電力線通信に対して、ワイヤレス/RF通信が備える主な利点の1つが柔軟性である。「Z-Wave」や「ZigBee」といった、HAネットワークに向けたワイヤレス技術がいくつか開発されている。また、Echelon社のLonWorks、SmartLabs社のINSTEON、KNAアソシエーションの「European KNX」などのホームネットワーク技術も、柔軟性を持たせるために、電力線に加えてワイヤレス通信にも対応している。
しかし、最近までRFベースのネットワークは信頼性に大きな課題があった。RFベースのネットワークでは、ライセンスの問題を回避するために、電子レンジや電話機などの製品用に割り当てられた、免許が不要でオープンな周波数帯域を利用することが多い。例えば、Z-Waveは900MHzのISM(産業/科学/医療)帯域を利用するが、この帯域は米国と欧州で異なる。ZigBeeもこの帯域を利用しているが、今後は2.4GHz帯域で開発が進められる。2.4GHz帯域の周波数は全世界で利用することができるため、世界中で使える無線機器を設計することが可能となる。しかし、いずれの場合でも、この帯域を利用するその他のユーザーが存在するため、深刻な電波干渉の問題が生じる可能性はある。

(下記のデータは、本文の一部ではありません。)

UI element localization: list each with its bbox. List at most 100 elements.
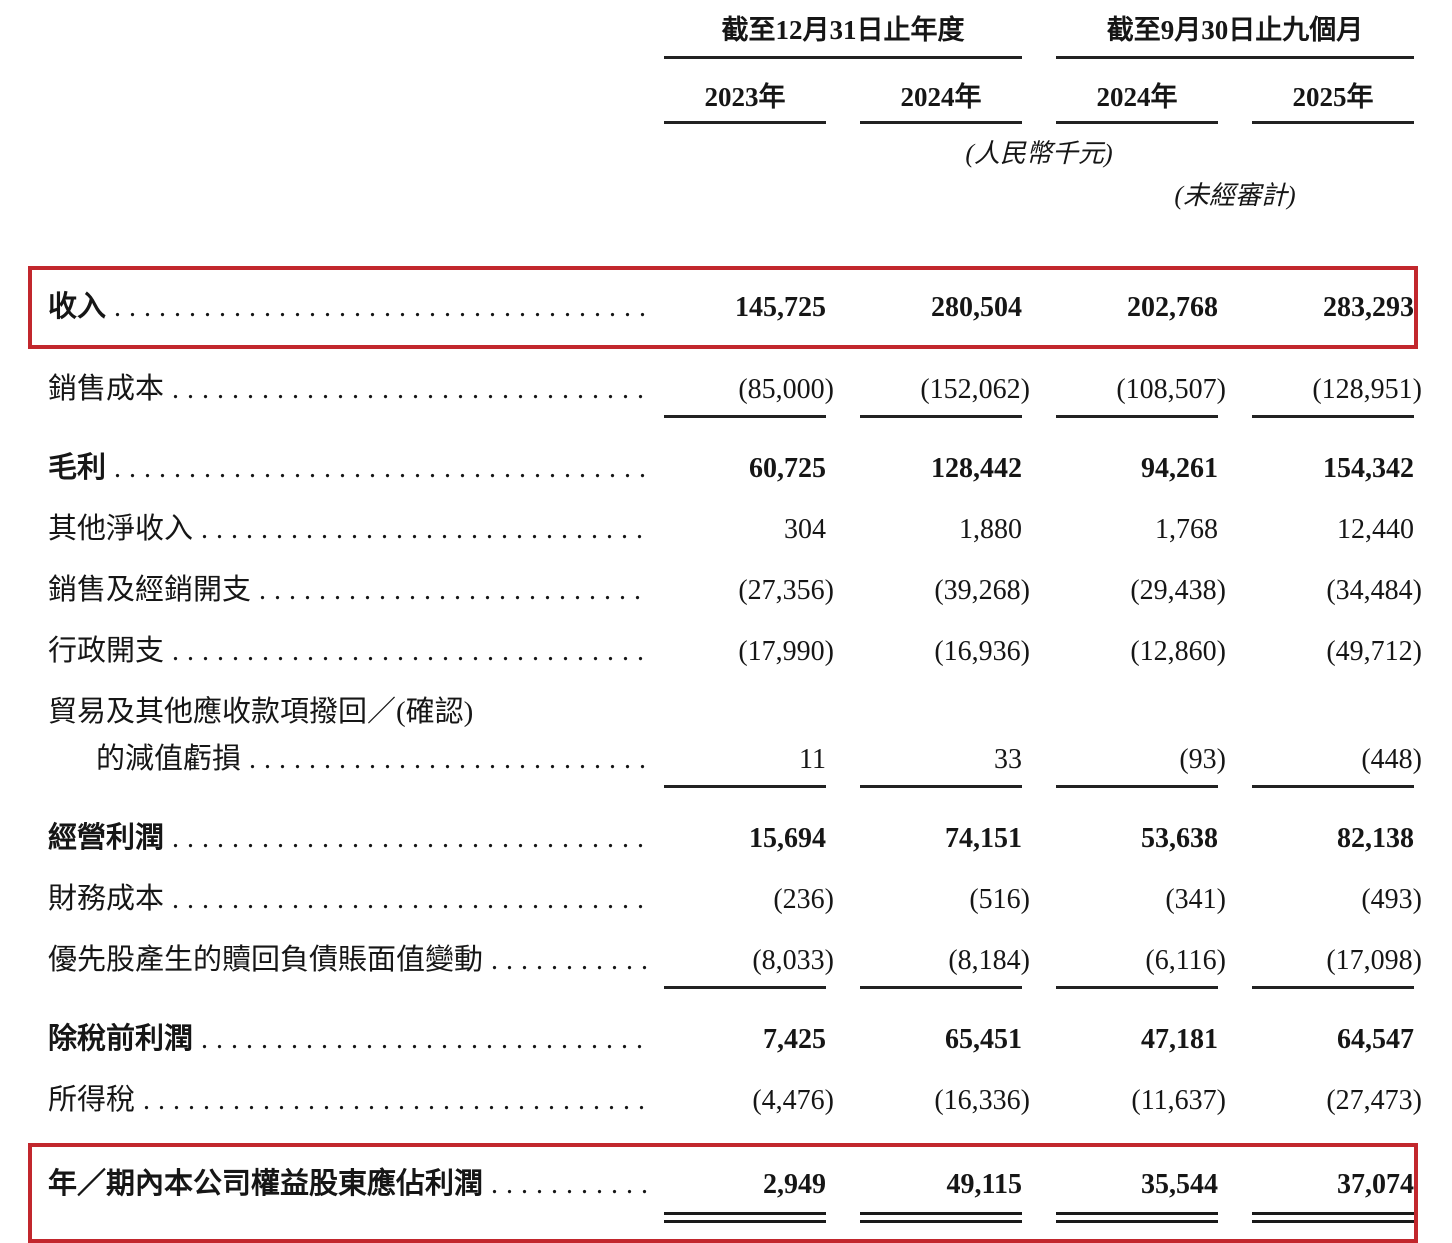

RF通信を活用しようとする企業は、この干渉の問題に取り組んできた。例えば、ZigBeeアライアンスに加入している米Ember社、米Freescale Semiconductor社、米Microchip Technology社、米Texas Instruments社は口をそろえて、「最新版である『ZigBee 2006』は、Wi-Fiなどによる帯域内干渉があっても堅牢な動作を保証する」と主張している。2006年12月にリリースされたZigBee 2006仕様に基づくチップは、すでに主要各社から発表されている。
干渉の問題を解決し、信頼性の高いネットワークの動作を保証する上で、ソフトウエアも重要な役割を持つ。ZigBee用アプリケーションソフトウエアのベンダーである米Airbee Wireless社の幹部らは、「ZigBeeプロトコルの実装により、干渉の多いRF環境におけるネットワークの性能を改善することができる」と述べる。例えばAirbee社のソフトウエアには、信号強度を測定し、チャンネルやメッセージ経路を選択することにより、干渉源に積極的に対応するネットワーク管理機能を含んでいる。固定のルーターも信号強度を利用して、三角測量により干渉源を特定し、ユーザーに警告を与えることが可能である。

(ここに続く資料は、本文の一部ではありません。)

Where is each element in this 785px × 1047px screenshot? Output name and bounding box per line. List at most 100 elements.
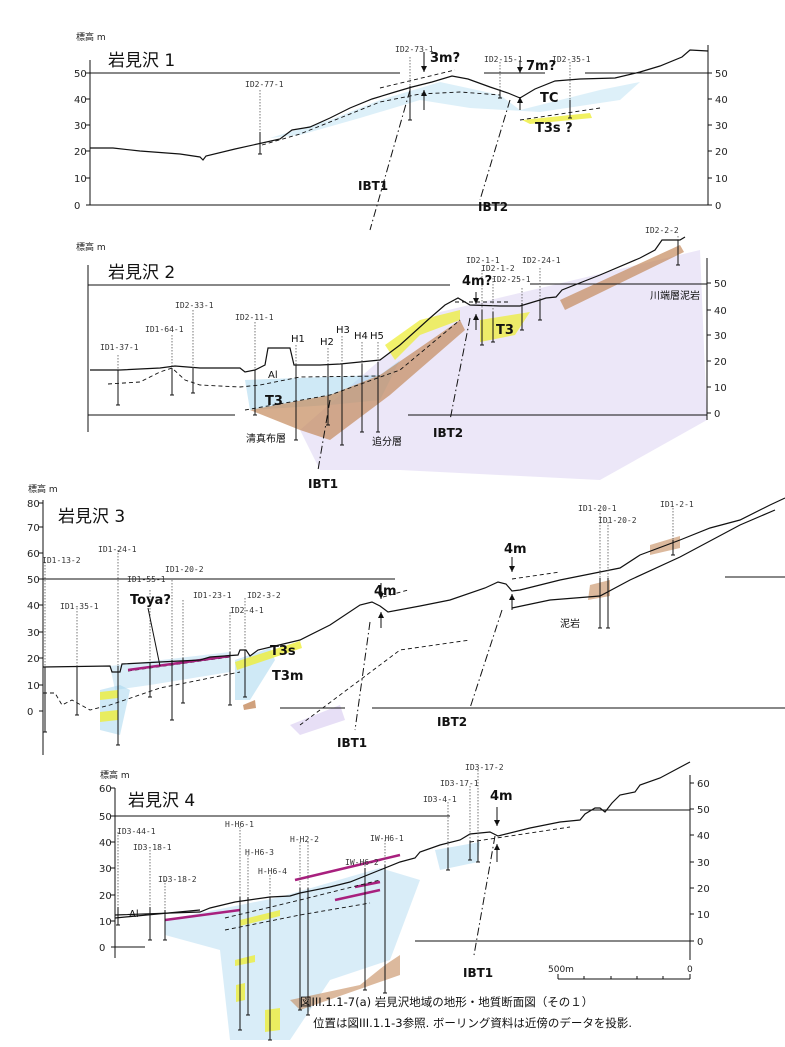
borehole-label: ID1-23-1 xyxy=(193,591,232,600)
borehole-label: ID2-4-1 xyxy=(230,606,264,615)
axis-tick-label: 50 xyxy=(99,812,112,823)
borehole-label: ID2-35-1 xyxy=(552,55,591,64)
fault-trace-ibt2 xyxy=(479,99,511,201)
borehole-label: ID1-20-2 xyxy=(165,565,204,574)
offset-label: 4m xyxy=(374,584,397,599)
axis-tick-label: 70 xyxy=(27,523,40,534)
unit-t3-yellow xyxy=(385,310,460,360)
elevation-axis-label: 標高 m xyxy=(28,483,58,495)
borehole-label: ID3-44-1 xyxy=(117,827,156,836)
axis-tick-label: 50 xyxy=(27,575,40,586)
unit-brown xyxy=(243,700,256,710)
axis-tick-label: 60 xyxy=(697,779,710,790)
axis-tick-label: 0 xyxy=(714,409,720,420)
axis-tick-label: 20 xyxy=(697,884,710,895)
axis-tick-label: 0 xyxy=(697,937,703,948)
unit-brown xyxy=(588,580,610,600)
borehole-label: H4 xyxy=(354,331,368,342)
borehole-label: ID3-18-2 xyxy=(158,875,197,884)
borehole-label: ID2-2-2 xyxy=(645,226,679,235)
fault-label-ibt1: IBT1 xyxy=(463,966,493,980)
displaced-surface xyxy=(382,589,409,598)
scale-bar-label-500m: 500m xyxy=(548,965,574,975)
borehole-label: ID1-2-1 xyxy=(660,500,694,509)
axis-tick-label: 20 xyxy=(714,357,727,368)
axis-tick-label: 50 xyxy=(714,279,727,290)
upthrow-arrow-head xyxy=(517,97,523,103)
formation-label-oiwake: 追分層 xyxy=(372,435,402,448)
borehole-label: H-H6-1 xyxy=(225,820,254,829)
borehole-label: IW-H6-1 xyxy=(370,834,404,843)
axis-tick-label: 60 xyxy=(27,549,40,560)
toya-tephra xyxy=(334,888,381,902)
bedrock-surface xyxy=(511,509,776,609)
borehole-label: ID2-25-1 xyxy=(492,275,531,284)
toya-tephra xyxy=(354,880,381,889)
upthrow-arrow-head xyxy=(421,90,427,96)
borehole-label: ID2-73-1 xyxy=(395,45,434,54)
axis-tick-label: 30 xyxy=(74,121,87,132)
unit-blue xyxy=(435,842,480,870)
unit-brown-right xyxy=(560,245,684,310)
unit-bedrock xyxy=(290,705,345,735)
unit-brown xyxy=(250,320,465,440)
unit-label-t3m: T3m xyxy=(272,669,303,684)
borehole-label: ID2-1-1 xyxy=(466,256,500,265)
borehole-label: ID1-55-1 xyxy=(127,575,166,584)
upthrow-arrow-head xyxy=(494,844,500,850)
borehole-label: H-H2-2 xyxy=(290,835,319,844)
borehole-label: H-H6-4 xyxy=(258,867,287,876)
borehole-label: ID3-4-1 xyxy=(423,795,457,804)
offset-label: 4m xyxy=(504,542,527,557)
borehole-label: ID2-1-2 xyxy=(481,264,515,273)
section-title: 岩見沢 1 xyxy=(108,51,175,71)
fault-trace-ibt1 xyxy=(473,835,496,956)
axis-tick-label: 10 xyxy=(74,174,87,185)
axis-tick-label: 50 xyxy=(74,69,87,80)
axis-tick-label: 30 xyxy=(99,864,112,875)
toya-leader xyxy=(147,607,161,667)
downthrow-arrow-head xyxy=(509,566,515,572)
borehole-label: IW-H6-2 xyxy=(345,858,379,867)
upthrow-arrow-head xyxy=(473,314,479,320)
borehole-label: H1 xyxy=(291,334,305,345)
terrain-profile xyxy=(90,49,709,161)
fault-label-ibt1: IBT1 xyxy=(358,179,388,193)
offset-label: 3m? xyxy=(430,51,460,66)
downthrow-arrow-head xyxy=(421,66,427,72)
axis-tick-label: 0 xyxy=(27,707,33,718)
borehole-label: ID1-35-1 xyxy=(60,602,99,611)
axis-tick-label: 10 xyxy=(27,681,40,692)
elevation-axis-label: 標高 m xyxy=(100,769,130,781)
axis-tick-label: 30 xyxy=(715,121,728,132)
axis-tick-label: 50 xyxy=(697,805,710,816)
axis-tick-label: 30 xyxy=(27,628,40,639)
displaced-surface xyxy=(511,571,561,580)
unit-blue-sediment xyxy=(270,82,640,138)
borehole-label: ID1-13-2 xyxy=(42,556,81,565)
unit-yellow xyxy=(100,710,118,722)
unit-brown xyxy=(290,955,400,1010)
axis-tick-label: 60 xyxy=(99,784,112,795)
unit-boundary xyxy=(43,671,241,711)
unit-label-t3s: T3s xyxy=(270,644,296,659)
unit-yellow xyxy=(265,1008,280,1032)
fault-label-ibt1: IBT1 xyxy=(337,736,367,750)
section-title: 岩見沢 2 xyxy=(108,263,175,283)
displaced-surface xyxy=(379,69,456,89)
borehole-label: H-H6-3 xyxy=(245,848,274,857)
axis-tick-label: 40 xyxy=(27,601,40,612)
fault-trace-ibt2 xyxy=(469,609,503,709)
axis-tick-label: 50 xyxy=(715,69,728,80)
upthrow-arrow-head xyxy=(378,612,384,618)
downthrow-arrow-head xyxy=(494,820,500,826)
unit-label-al: Al xyxy=(268,370,278,381)
x xyxy=(127,654,231,672)
unit-label-tc: TC xyxy=(540,91,558,106)
borehole-label: ID1-37-1 xyxy=(100,343,139,352)
unit-yellow xyxy=(100,690,118,700)
elevation-axis-label: 標高 m xyxy=(76,241,106,253)
unit-boundary xyxy=(261,91,501,146)
section-lines xyxy=(39,45,785,1041)
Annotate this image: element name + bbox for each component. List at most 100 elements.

それでもまだほかの問題が存在する。電力線によるネットワークを推進する企業は、RF通信の課題として、RF機器の通信距離が限られていることや、電源として電池が必要になるかもしれないことを問題として指摘する。しかし、「RFを使ったHAネットワークは、自己構成型のメッシュアーキテクチャを採用するため、距離は問題にならない」とRF技術の擁護派は主張する。メッセージを中継できるノードを適切な位置に追加するだけで、すべてのノードが接続できるという(図2)。